This evening, I’ll be at Malvern Books in Austin, so expect more photos soon. And I’ll be turning up elsewhere in the Hill Country all week. But if you’re not in the area, you can always order Hagridden online!

Today, Hagridden belongs to you

It’s finally here for everyone. Today, Hagridden joins the world.

Hagridden cover

And because Hagridden is officially out, that means you can officially have a copy. Maybe you’re already getting one from your JEN event donation (thanks!) or because you won the Goodreads giveaway (congrats!).

Or maybe you’re joining us for the release party in Boerne, TX. (If so, I’ll see you in the library at 6!)

But if you’re planning to order a copy today, you can buy one at Powell’s in Portland, either in the store or online!

You can also order one via Barnes & Noble!

And it’s at Amazon, in paperback or ebook.

Or you could always pop into your local independent bookstore and ask them to order a whole mess of copies!

You can find a full list of ways to buy the novel — and links to storefronts — on the book’s website.

However you get your book, make sure you add it on Goodreads. And when you get a chance, add an honest review there and on Amazon and Barnes & Noble and Powell’s? Seriously, be honest — I’d like to know what folks think.

In the meantime, happy birthday to Hagridden! Pour a whiskey and let’s party!

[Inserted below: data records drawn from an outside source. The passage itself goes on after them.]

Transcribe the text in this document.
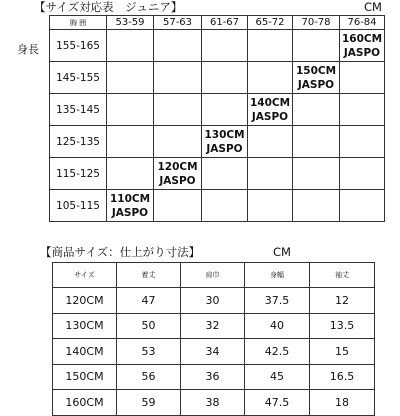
【サイズ対応表　ジュニア】	CM
身長
胸 囲	53-59	57-63	61-67	65-72	70-78	76-84
155-165						160CM
JASPO

145-155					150CM
JASPO	

135-145				140CM
JASPO		

125-135			130CM
JASPO			

115-125		120CM
JASPO				

105-115	110CM
JASPO					

【商品サイズ：仕上がり寸法】	CM
サイズ	着丈	肩巾	身幅	袖丈
120CM	47	30	37.5	12
130CM	50	32	40	13.5
140CM	53	34	42.5	15
150CM	56	36	45	16.5
160CM	59	38	47.5	18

I did a search for images of a werewolf birthday, for the rougarou in Hagridden, and I have no idea what this is, but it's eerily perfect. Links to an 8tracks.com playlist.
I did a search for images of a werewolf birthday, for the rougarou in Hagridden, and I have no idea what this is, but it’s eerily perfect. Links to an 8tracks.com playlist.

Breath. Words. Magic.

Here we are. I am finished teaching my summer class; I will submit grades this weekend, just before I board a plane south to Texas. In a few days, on August 19, my first novel comes out.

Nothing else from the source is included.